One prime example of this is album opener, “Welcome to New York.” One of her best lyrics on the album is in this song, when Taylor Swift sings, “Took our broken hearts and put them in a drawer.” That line could be a sound bite for Swift’s attitude in interviews over the past few months. Swift is now comfortable in being single and spending time with her friends, as opposed to being in a relationship.
While that line is gold, the rest of the song, heavy on the synths, shows almost none of the lyrical cleverness that Taylor Swift’s songs are known for, and the chorus feels utterly lacking in its repetition (“Welcome to New York/It’s been waiting for you” repeated). For someone who raves about New York in interviews, Swift shared almost none of her personal experience there in this song.
Luckily, the album picks up pace with track two, “Blank Space,” which stands out as one of the best songs on the album. This song feels like it could have been on a comedy album, as she herself has acknowledged she wrote it as a joke.
“I’ve got a long list of ex-lovers / they’ll tell you I’m insane / but I’ve got a blank space, baby / and I’ll write your name.” Swift embraces her media persona as the jilted woman who dates solely for songwriting purposes, and the result is amazing and comedic. In the pre-chorus, you can almost hear her smiling through the lines, “I can make the bad boys good for a weekend” and “Darling, I’m a nightmare dressed like a daydream.” This song has already shot to number two on iTunes without being a single, so I’m sure it will be officially released as one soon.
Another album front-runner is the song “Style.” It sounds unique, and Swift’s voice is at its best. The song begins with Swift singing low, “Midnight, you come and pick me up, no headlights,” creating a mysterious vibe. Yet, by the time the chorus comes, it is pure fun, with the reference “James Dean daydream look in your eyes” and a relationship that won’t stop: “When we come crashing down we come back every time / We never go out of style.”
“Wildest Dreams” also features Swift at her best, though most cynical. Meeting someone for the first time, she already predicts the ending. The bridge of this song is my favorite part of the entire album, as she sings, “You’ll see me in hindsight, tangled up with you all night, burning it down. Someday when you leave me, I bet these memories follow you around.”
“Clean,” the album-closer, has become a fan favorite. Swift sings “When I was drowning, that’s when I could finally breathe.” The song contains her unique lyrics and imagery with lines like “When the butterflies turned the dust, they covered my entire room” and “You’re all over me like a wine-stained dress I can’t wear anymore.”
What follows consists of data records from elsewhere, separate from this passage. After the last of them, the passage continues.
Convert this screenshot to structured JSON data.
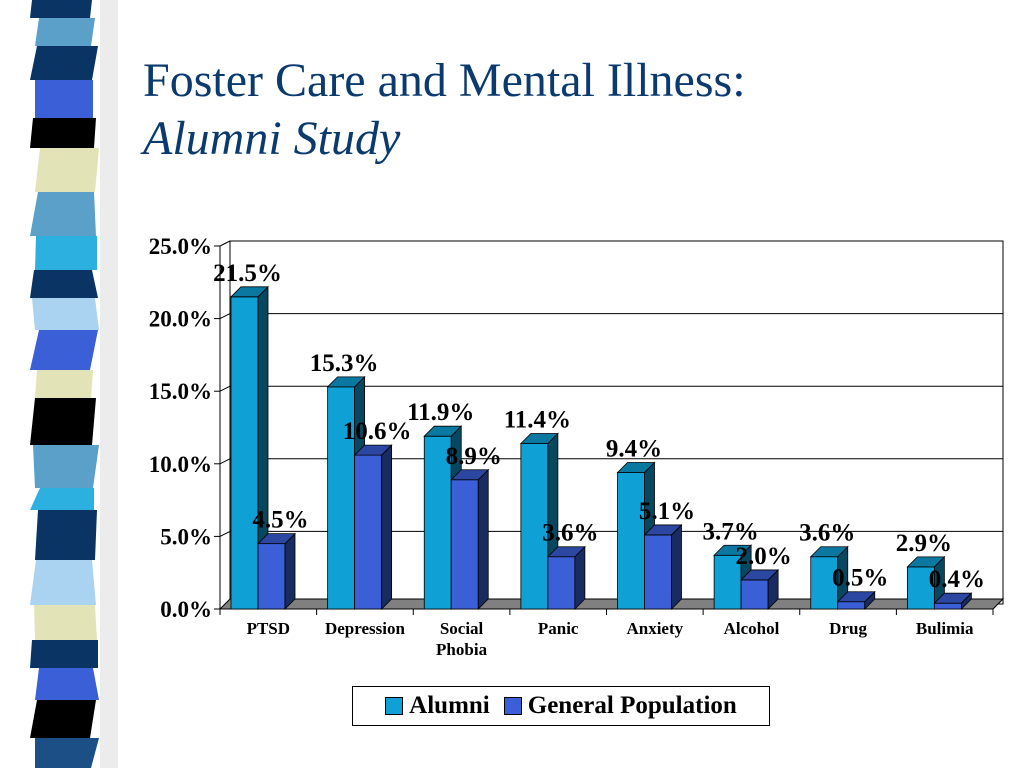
{
  "slide": {
    "title": "Foster Care and Mental Illness:",
    "subtitle": "Alumni Study"
  },
  "theme": {
    "title_color": "#0b3a6e",
    "stripe_colors": [
      "#0a3464",
      "#3b8bcc",
      "#e3e3b8",
      "#000000",
      "#5aa0c8",
      "#3a5fd6",
      "#a9d3f0",
      "#1c4f86",
      "#2bb0e0"
    ]
  },
  "chart_data": {
    "type": "bar",
    "categories": [
      "PTSD",
      "Depression",
      "Social Phobia",
      "Panic",
      "Anxiety",
      "Alcohol",
      "Drug",
      "Bulimia"
    ],
    "series": [
      {
        "name": "Alumni",
        "color": "#0fa0d6",
        "values": [
          21.5,
          15.3,
          11.9,
          11.4,
          9.4,
          3.7,
          3.6,
          2.9
        ]
      },
      {
        "name": "General Population",
        "color": "#3a5fd6",
        "values": [
          4.5,
          10.6,
          8.9,
          3.6,
          5.1,
          2.0,
          0.5,
          0.4
        ]
      }
    ],
    "data_labels": [
      [
        "21.5%",
        "15.3%",
        "11.9%",
        "11.4%",
        "9.4%",
        "3.7%",
        "3.6%",
        "2.9%"
      ],
      [
        "4.5%",
        "10.6%",
        "8.9%",
        "3.6%",
        "5.1%",
        "2.0%",
        "0.5%",
        "0.4%"
      ]
    ],
    "y_ticks": [
      "0.0%",
      "5.0%",
      "10.0%",
      "15.0%",
      "20.0%",
      "25.0%"
    ],
    "ylim": [
      0,
      25
    ],
    "grid": true,
    "legend": "bottom",
    "title": "",
    "xlabel": "",
    "ylabel": ""
  }
}
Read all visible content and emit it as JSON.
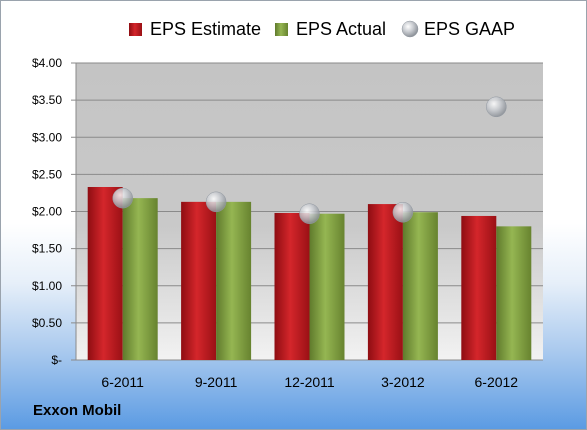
{
  "company": "Exxon Mobil",
  "chart_data": {
    "type": "bar",
    "categories": [
      "6-2011",
      "9-2011",
      "12-2011",
      "3-2012",
      "6-2012"
    ],
    "series": [
      {
        "name": "EPS Estimate",
        "kind": "bar",
        "color": "#c0161c",
        "values": [
          2.33,
          2.13,
          1.98,
          2.1,
          1.94
        ]
      },
      {
        "name": "EPS Actual",
        "kind": "bar",
        "color": "#7e9c3c",
        "values": [
          2.18,
          2.13,
          1.97,
          1.99,
          1.8
        ]
      },
      {
        "name": "EPS GAAP",
        "kind": "marker",
        "color": "#b8bcc2",
        "values": [
          2.18,
          2.13,
          1.97,
          1.99,
          3.41
        ]
      }
    ],
    "yticks": [
      "$-",
      "$0.50",
      "$1.00",
      "$1.50",
      "$2.00",
      "$2.50",
      "$3.00",
      "$3.50",
      "$4.00"
    ],
    "ylim": [
      0,
      4
    ],
    "grid": true,
    "legend": "top"
  }
}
Some songs on this album aren’t successful, like “All You Had To Do Was Stay.” It has an unfortunate high-pitched warble of the word “stay” on the chorus that creates a nails-on-the-chalkboard type of effect. Others like “How You Get the Girl,” while fun, are generic and seem out of place on the album. For the most part, however, this album is one of number-one hits. It is hard to pinpoint what song will head towards the radio next, as most of these could shoot to number one immediately.
Taylor Swift used to make her hits off releasing songs that read like a diary entry. 1989 may not be the best diary Taylor Swift has released. After finishing the album, I’m not sure I know much more about her than I did before, but Swift no longer needs to make her ex-boyfriends the topic of her songs, and she does not need to share every personal detail about her life to write a good song. When asked how this album –still love and relationship heavy– was telling a different story than her others, Swift explained that she’s telling the story of relationships that had a 50/50 split. She’s not the victim anymore; she’s telling a story of relationships she was not helpless in.